Turns out, ephemeral storage on the nodes was filling up rapidly — mostly from:
Container logs
Image cache
Tmp files inside /var/lib/docker
Solution Applied Here’s how we fixed it step-by-step:
1. Enabled Log Rotation
We added a custom containerd config to enable log rotation on our AKS nodes.
# /etc/containerd/config.toml
[plugins."io.containerd.grpc.v1.cri".containerd]
max_log_size = "10MiB"
max_log_files = 3
Then restarted containerd:
sudo systemctl restart containerd
2. Cleaned Up Unused Docker Resources (Manual Step)
On affected nodes:
docker system prune -a
If you're using containerd, use crictl or ctr instead of Docker.

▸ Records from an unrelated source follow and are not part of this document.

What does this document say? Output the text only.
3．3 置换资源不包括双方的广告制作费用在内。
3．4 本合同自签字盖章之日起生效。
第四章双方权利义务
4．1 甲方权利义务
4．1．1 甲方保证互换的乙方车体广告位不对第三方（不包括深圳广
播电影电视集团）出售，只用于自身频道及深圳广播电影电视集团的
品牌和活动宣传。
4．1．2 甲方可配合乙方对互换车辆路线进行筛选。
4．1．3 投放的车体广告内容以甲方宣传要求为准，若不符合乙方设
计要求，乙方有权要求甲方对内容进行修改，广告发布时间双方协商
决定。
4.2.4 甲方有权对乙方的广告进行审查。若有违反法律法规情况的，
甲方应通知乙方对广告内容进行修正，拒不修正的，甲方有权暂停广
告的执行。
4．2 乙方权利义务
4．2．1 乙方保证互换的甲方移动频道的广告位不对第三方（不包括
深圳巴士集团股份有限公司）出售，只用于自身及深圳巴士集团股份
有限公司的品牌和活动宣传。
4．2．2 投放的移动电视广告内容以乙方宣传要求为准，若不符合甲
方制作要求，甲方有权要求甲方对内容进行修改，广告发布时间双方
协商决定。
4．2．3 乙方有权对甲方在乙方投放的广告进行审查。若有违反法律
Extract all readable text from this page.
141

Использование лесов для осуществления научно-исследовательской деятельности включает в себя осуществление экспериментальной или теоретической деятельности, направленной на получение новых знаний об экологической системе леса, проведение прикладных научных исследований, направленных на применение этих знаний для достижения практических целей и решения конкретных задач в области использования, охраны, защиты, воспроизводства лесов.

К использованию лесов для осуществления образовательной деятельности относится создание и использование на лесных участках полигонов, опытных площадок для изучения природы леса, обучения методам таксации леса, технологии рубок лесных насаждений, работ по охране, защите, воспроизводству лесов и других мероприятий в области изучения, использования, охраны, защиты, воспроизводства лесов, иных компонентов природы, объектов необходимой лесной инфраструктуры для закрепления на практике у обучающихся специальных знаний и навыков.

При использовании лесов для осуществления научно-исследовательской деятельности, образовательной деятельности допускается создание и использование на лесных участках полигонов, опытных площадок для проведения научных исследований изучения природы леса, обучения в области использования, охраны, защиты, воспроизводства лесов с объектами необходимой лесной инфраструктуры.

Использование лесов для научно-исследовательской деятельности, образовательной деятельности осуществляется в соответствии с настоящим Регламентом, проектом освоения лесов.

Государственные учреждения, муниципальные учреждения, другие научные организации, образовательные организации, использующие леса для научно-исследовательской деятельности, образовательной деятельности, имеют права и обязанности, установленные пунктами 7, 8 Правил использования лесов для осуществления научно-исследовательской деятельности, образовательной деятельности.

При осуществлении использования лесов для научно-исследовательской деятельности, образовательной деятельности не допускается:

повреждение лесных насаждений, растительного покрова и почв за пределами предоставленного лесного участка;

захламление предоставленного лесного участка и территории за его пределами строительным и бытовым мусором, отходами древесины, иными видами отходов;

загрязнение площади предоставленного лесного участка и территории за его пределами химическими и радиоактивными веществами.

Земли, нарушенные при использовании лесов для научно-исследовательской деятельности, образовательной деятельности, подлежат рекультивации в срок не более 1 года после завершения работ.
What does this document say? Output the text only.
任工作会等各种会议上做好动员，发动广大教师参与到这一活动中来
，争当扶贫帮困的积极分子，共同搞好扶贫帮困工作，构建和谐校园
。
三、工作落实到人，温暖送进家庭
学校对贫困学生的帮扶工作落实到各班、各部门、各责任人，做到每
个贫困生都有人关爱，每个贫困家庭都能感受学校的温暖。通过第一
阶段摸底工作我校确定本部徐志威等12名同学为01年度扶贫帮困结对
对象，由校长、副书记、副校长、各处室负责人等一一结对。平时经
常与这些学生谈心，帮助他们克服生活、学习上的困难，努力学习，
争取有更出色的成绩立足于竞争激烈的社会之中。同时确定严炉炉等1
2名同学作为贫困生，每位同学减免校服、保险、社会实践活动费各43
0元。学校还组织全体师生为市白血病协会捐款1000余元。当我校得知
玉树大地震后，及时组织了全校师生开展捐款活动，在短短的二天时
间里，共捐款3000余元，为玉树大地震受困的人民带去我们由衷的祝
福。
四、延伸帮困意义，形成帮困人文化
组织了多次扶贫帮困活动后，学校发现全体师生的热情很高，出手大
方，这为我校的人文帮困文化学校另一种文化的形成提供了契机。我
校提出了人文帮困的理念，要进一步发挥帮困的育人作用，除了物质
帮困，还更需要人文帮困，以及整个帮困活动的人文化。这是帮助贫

3. Implemented Auto Cleanup CronJob
We created a daemonset that periodically cleans up unused logs and image layers, to avoid manual interventions.
Long-Term Fix:
- We updated our AKS node pool disk size from 100Gi → 200Gi and set up proper alerts:
- Azure Monitor Alert on node disk usage > 70%
- Action Group integration to alert via Teams/Email
Final Thoughts:
- Logs are silent killers.
- Monitoring node storage is non-negotiable.
- Don’t rely on default log settings — customize them!
If you’re running AKS in production, please double-check your disk usage, retention, and alerting setup.